Disaster catapults three children into the care of their Caribbean grandparents,
before another relative, elusive and perhaps unstable, makes a conflicting claim
to guardianship. Balancing domestic calamity against her own compulsive
writing, Aria faces physical and psychological threats as a pandemic creeps up
on the world and the country moves into lockdown. By Such a Parting Light
offers a humorous and poignant tale of aging and of coming of age, and it takes
a mischievous approach to the multiple meanings of retirement.
A must for all readers of Caribbean and island literature - for readers with a
taste for realism that blends seamlessly into strains of the marvelous and gothic
- the novel's themes of loss and separation, love and resilience, are universally
appealing.

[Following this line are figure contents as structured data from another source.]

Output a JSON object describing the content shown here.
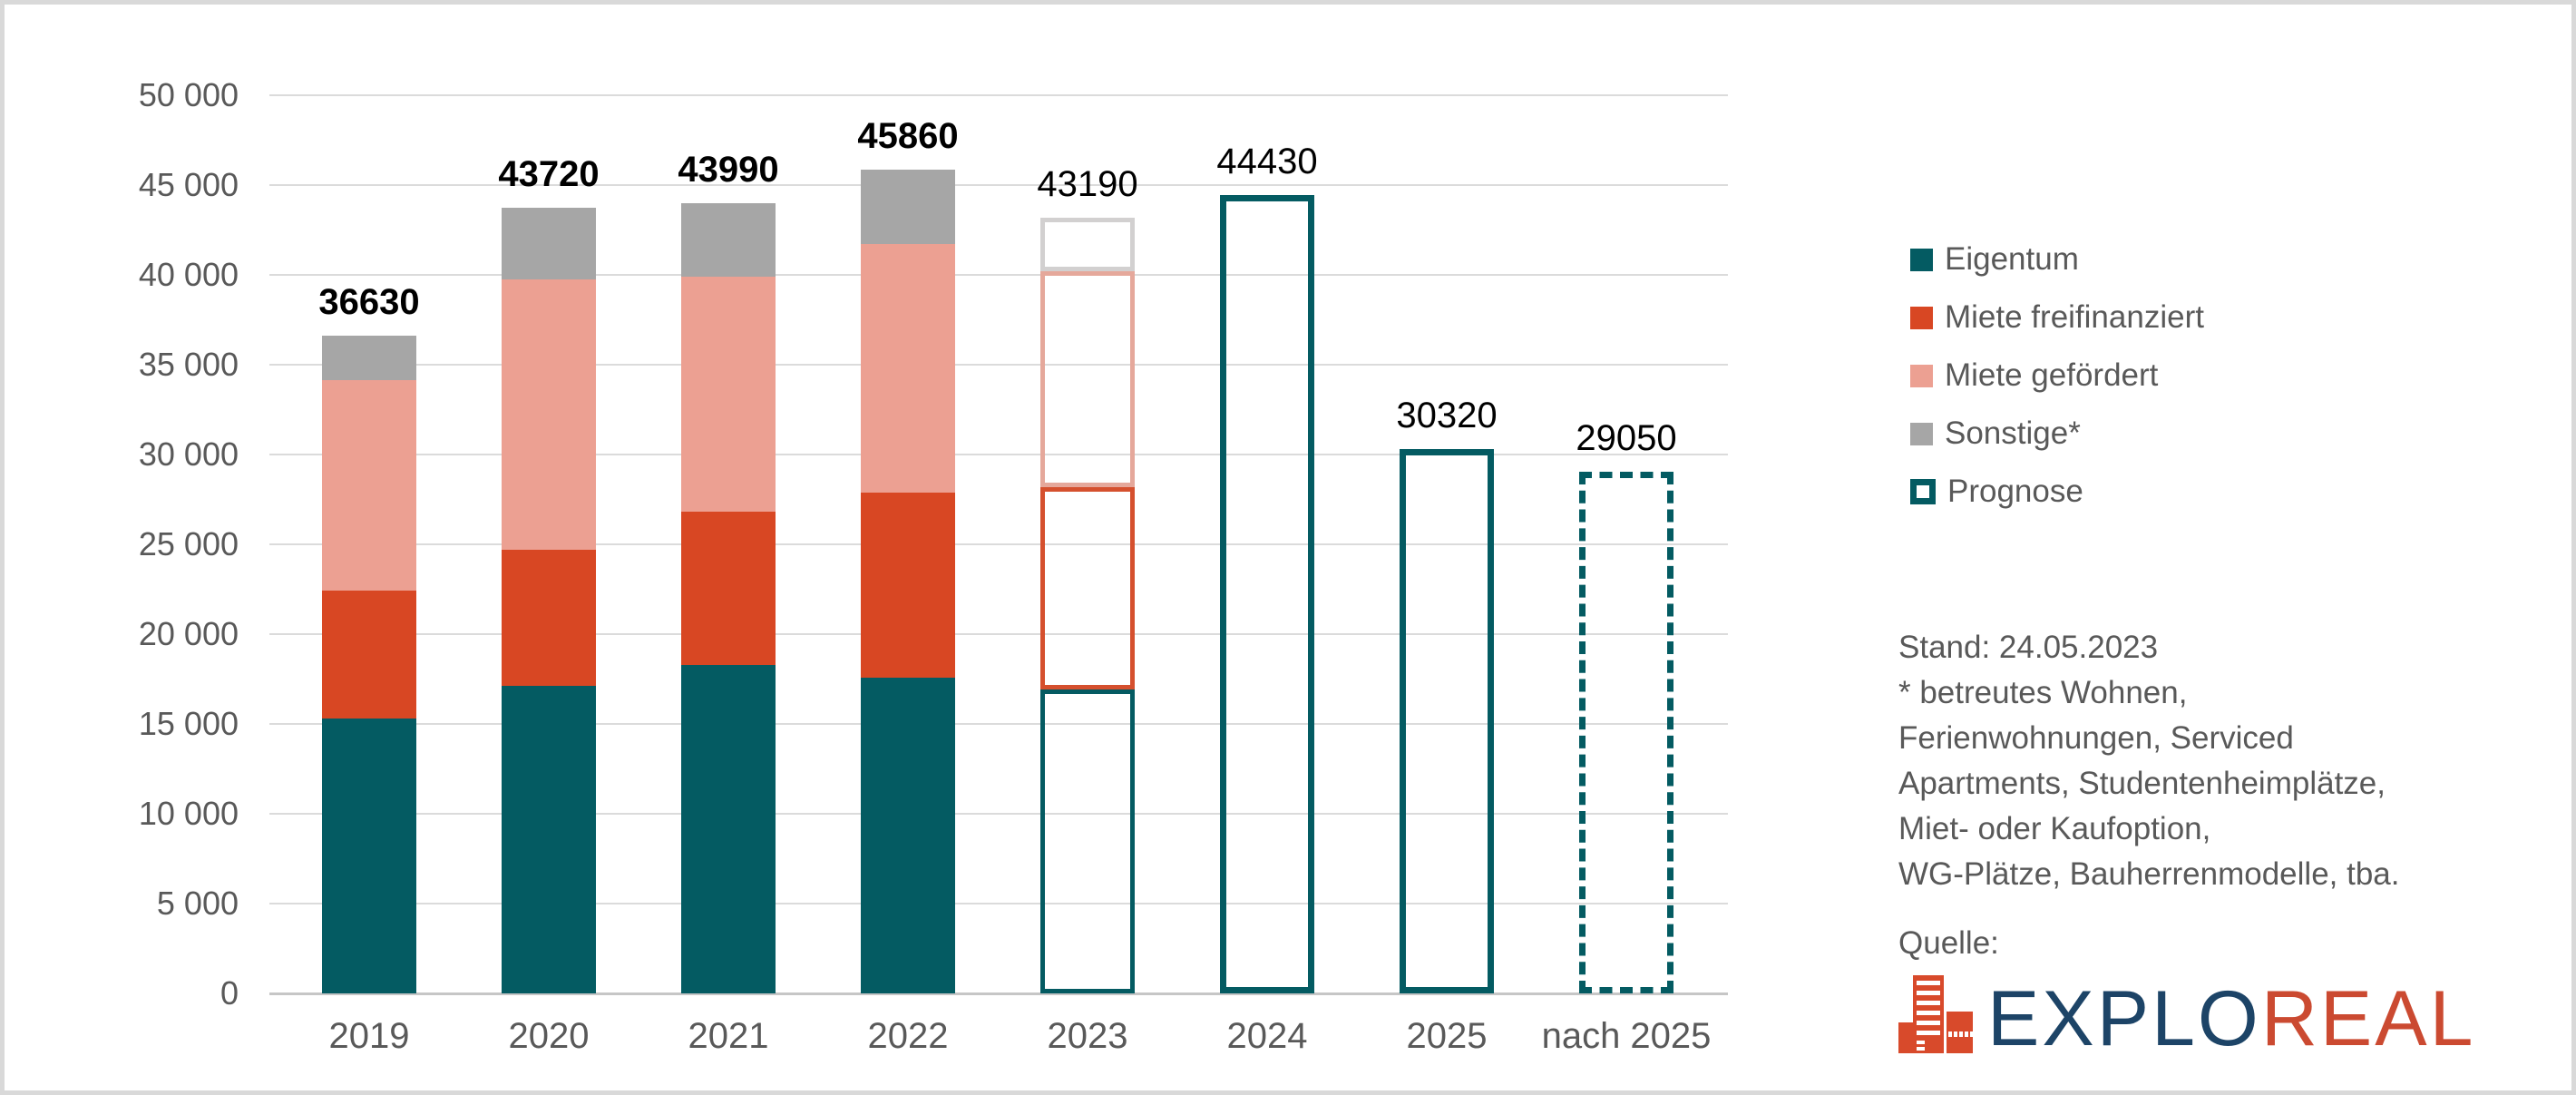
{
  "chart_data": {
    "type": "bar",
    "stacked": true,
    "title": "",
    "categories": [
      "2019",
      "2020",
      "2021",
      "2022",
      "2023",
      "2024",
      "2025",
      "nach 2025"
    ],
    "series": [
      {
        "name": "Eigentum",
        "color": "#045b62",
        "values": [
          15300,
          17100,
          18300,
          17600,
          16900,
          null,
          null,
          null
        ]
      },
      {
        "name": "Miete freifinanziert",
        "color": "#d84723",
        "values": [
          7130,
          7600,
          8500,
          10300,
          11300,
          null,
          null,
          null
        ]
      },
      {
        "name": "Miete gefördert",
        "color": "#eca092",
        "values": [
          11700,
          15050,
          13100,
          13800,
          12000,
          null,
          null,
          null
        ]
      },
      {
        "name": "Sonstige*",
        "color": "#a6a6a6",
        "values": [
          2500,
          3970,
          4090,
          4160,
          2990,
          null,
          null,
          null
        ]
      },
      {
        "name": "Prognose",
        "color": "#045b62",
        "values": [
          null,
          null,
          null,
          null,
          null,
          44430,
          30320,
          29050
        ]
      }
    ],
    "totals": [
      36630,
      43720,
      43990,
      45860,
      43190,
      44430,
      30320,
      29050
    ],
    "total_labels": [
      "36630",
      "43720",
      "43990",
      "45860",
      "43190",
      "44430",
      "30320",
      "29050"
    ],
    "total_label_bold": [
      true,
      true,
      true,
      true,
      false,
      false,
      false,
      false
    ],
    "forecast_outline": [
      false,
      false,
      false,
      false,
      true,
      true,
      true,
      true
    ],
    "dashed_outline_category": "nach 2025",
    "outline_colors": {
      "Eigentum": "#045b62",
      "Miete freifinanziert": "#d5502e",
      "Miete gefördert": "#e5a89b",
      "Sonstige*": "#d2d0d0"
    },
    "outline_total_color": "#045b62",
    "ylim": [
      0,
      50000
    ],
    "ytick_step": 5000,
    "ytick_labels": [
      "0",
      "5 000",
      "10 000",
      "15 000",
      "20 000",
      "25 000",
      "30 000",
      "35 000",
      "40 000",
      "45 000",
      "50 000"
    ],
    "grid": true,
    "legend_position": "right"
  },
  "legend": {
    "items": [
      {
        "label": "Eigentum",
        "swatch": "filled",
        "color": "#045b62"
      },
      {
        "label": "Miete freifinanziert",
        "swatch": "filled",
        "color": "#d84723"
      },
      {
        "label": "Miete gefördert",
        "swatch": "filled",
        "color": "#eca092"
      },
      {
        "label": "Sonstige*",
        "swatch": "filled",
        "color": "#a6a6a6"
      },
      {
        "label": "Prognose",
        "swatch": "outlined",
        "color": "#045b62"
      }
    ]
  },
  "notes": {
    "lines": [
      "Stand: 24.05.2023",
      "* betreutes Wohnen,",
      "Ferienwohnungen, Serviced",
      "Apartments, Studentenheimplätze,",
      "Miet- oder Kaufoption,",
      "WG-Plätze, Bauherrenmodelle, tba."
    ]
  },
  "source": {
    "label": "Quelle:",
    "logo": {
      "icon": "exploreal-building-icon",
      "text_primary": "EXPLO",
      "text_secondary": "REAL",
      "primary_color": "#1d4467",
      "secondary_color": "#cb4a31",
      "icon_color": "#d84a2b"
    }
  }
}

The book personalizes local and international violence and terror by
bringing it all home to a small country in an international context of uncontained
infection and catastrophic politics. Turning an astonished eye on developed
nations from the frail shelter of a tiny island, the tale unveils alternative notions
of civilization and enlightenment.
BARBARA LALLA is Professor Emerita, Language and Literature, the University of the West Indies, St Augustine, Trinidad and Tobago. Her many publications include the novels One Thousand Eyes, Grounds for Tenure, Uncle Brother, Cascade, and Arch of Fire, and the scholarly works Postcolonialisms: Caribbean Rereading of Medieval English Discourse, Defining Jamaican Fiction: Marronage and the Discourse of Survival, the companion volumes Language in Exile: Three Hundred Years of Jamaican Creole and Voices in Exile: Jamaican Texts of the Eighteenth and Nineteenth Centuries (co-authored with Jean D'Costa), and Caribbean Literary Discourse (co-authored with Jean D'Costa and Velma Pollard).